Run AI NWP forecasts hassle-free, serverless in the cloud!
https://github.com/darothen/ai-models-for-all

Last synced: 18 days ago
JSON representation

Run AI NWP forecasts hassle-free, serverless in the cloud!

Awesome Lists containing this project

README

        

# `ai-models` For All

This package boot-straps on top of the fantastic [`ai-models`](https://github.com/ecmwf-lab/ai-models) library to build a serverless application to generate "pure AI
NWP" weather forecasts on [Modal](https://www.modal.com). Users can run their own
historical re-forecasts using either [PanguWeather](https://www.nature.com/articles/s41586-023-06185-3),
[FourCastNet](https://arxiv.org/abs/2202.11214), or [GraphCast](https://www.science.org/doi/10.1126/science.adi2336),
and save the outputs to their own cloud storage provider for further use.

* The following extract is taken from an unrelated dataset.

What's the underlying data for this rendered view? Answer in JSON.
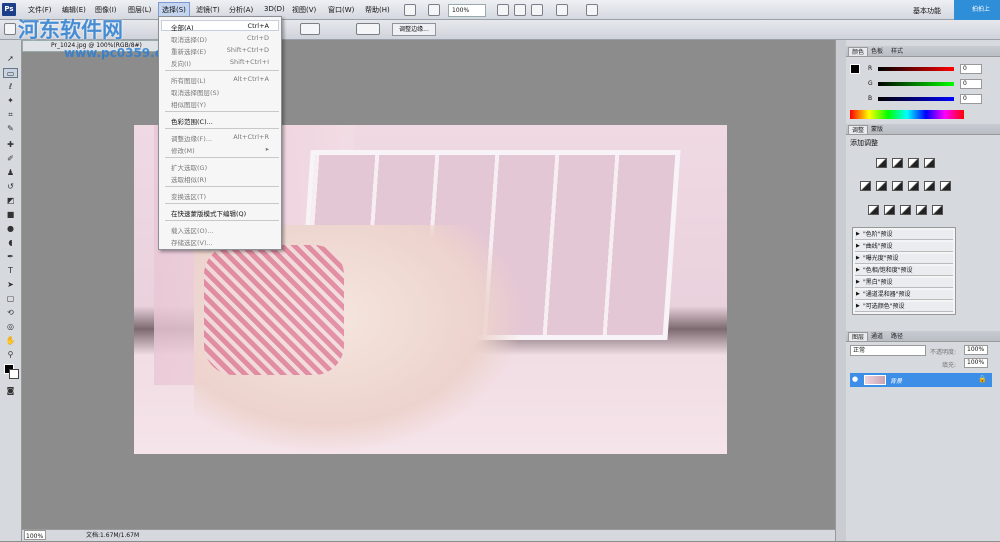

The initial release of this application is fully-featured, with some limitations:

- We only provide one storage adapter, for Google Cloud Storage. This can be generalized
to support S3, Azure, or any other provider in the future.
- By default, users may initialize a forecast from the CDS-based ERA-5 archive; we also
the option to initialize from a GFS forecast, retrieved from NOAA's archive of these
products on Google Cloud Storage. We do not provide a mechanism to initialize with IFS
operational forecasts from MARS.
- The current application only runs on [Modal](https://www.modal.com); in the future, it
would be great to port this to other serverless platforms, re-using as much of the
core implementation as possible.

This application relies on the fantastic [`ecmwf-labs/ai-models`](https://github.com/ecmwf-lab/ai-models)
package to automate a lot of the traditional MLOps that are necessary to run this type
of product in a semi-production context. `ai-models` handles acquiring data to use as
inputs for model inference (read: generate a forecast from initial conditions) by
providing an as-needed interface with the Copernicus Data Store and MARS API, it
provides pre-trained model weights, it implements a simple ONNX-based interface
for performing model inference, and it outputs a well-formed (albeit in GRIB) output
file that can be fed into downstream workflows (e.g. model visualization). We don't
anticipate replacing this package, but we may contribute improvements and features
upstream (e.g. a high priority is writing a NetCDF output adapter that writes timesliced
files per model step, with metadata following CF conventions) as they mature here.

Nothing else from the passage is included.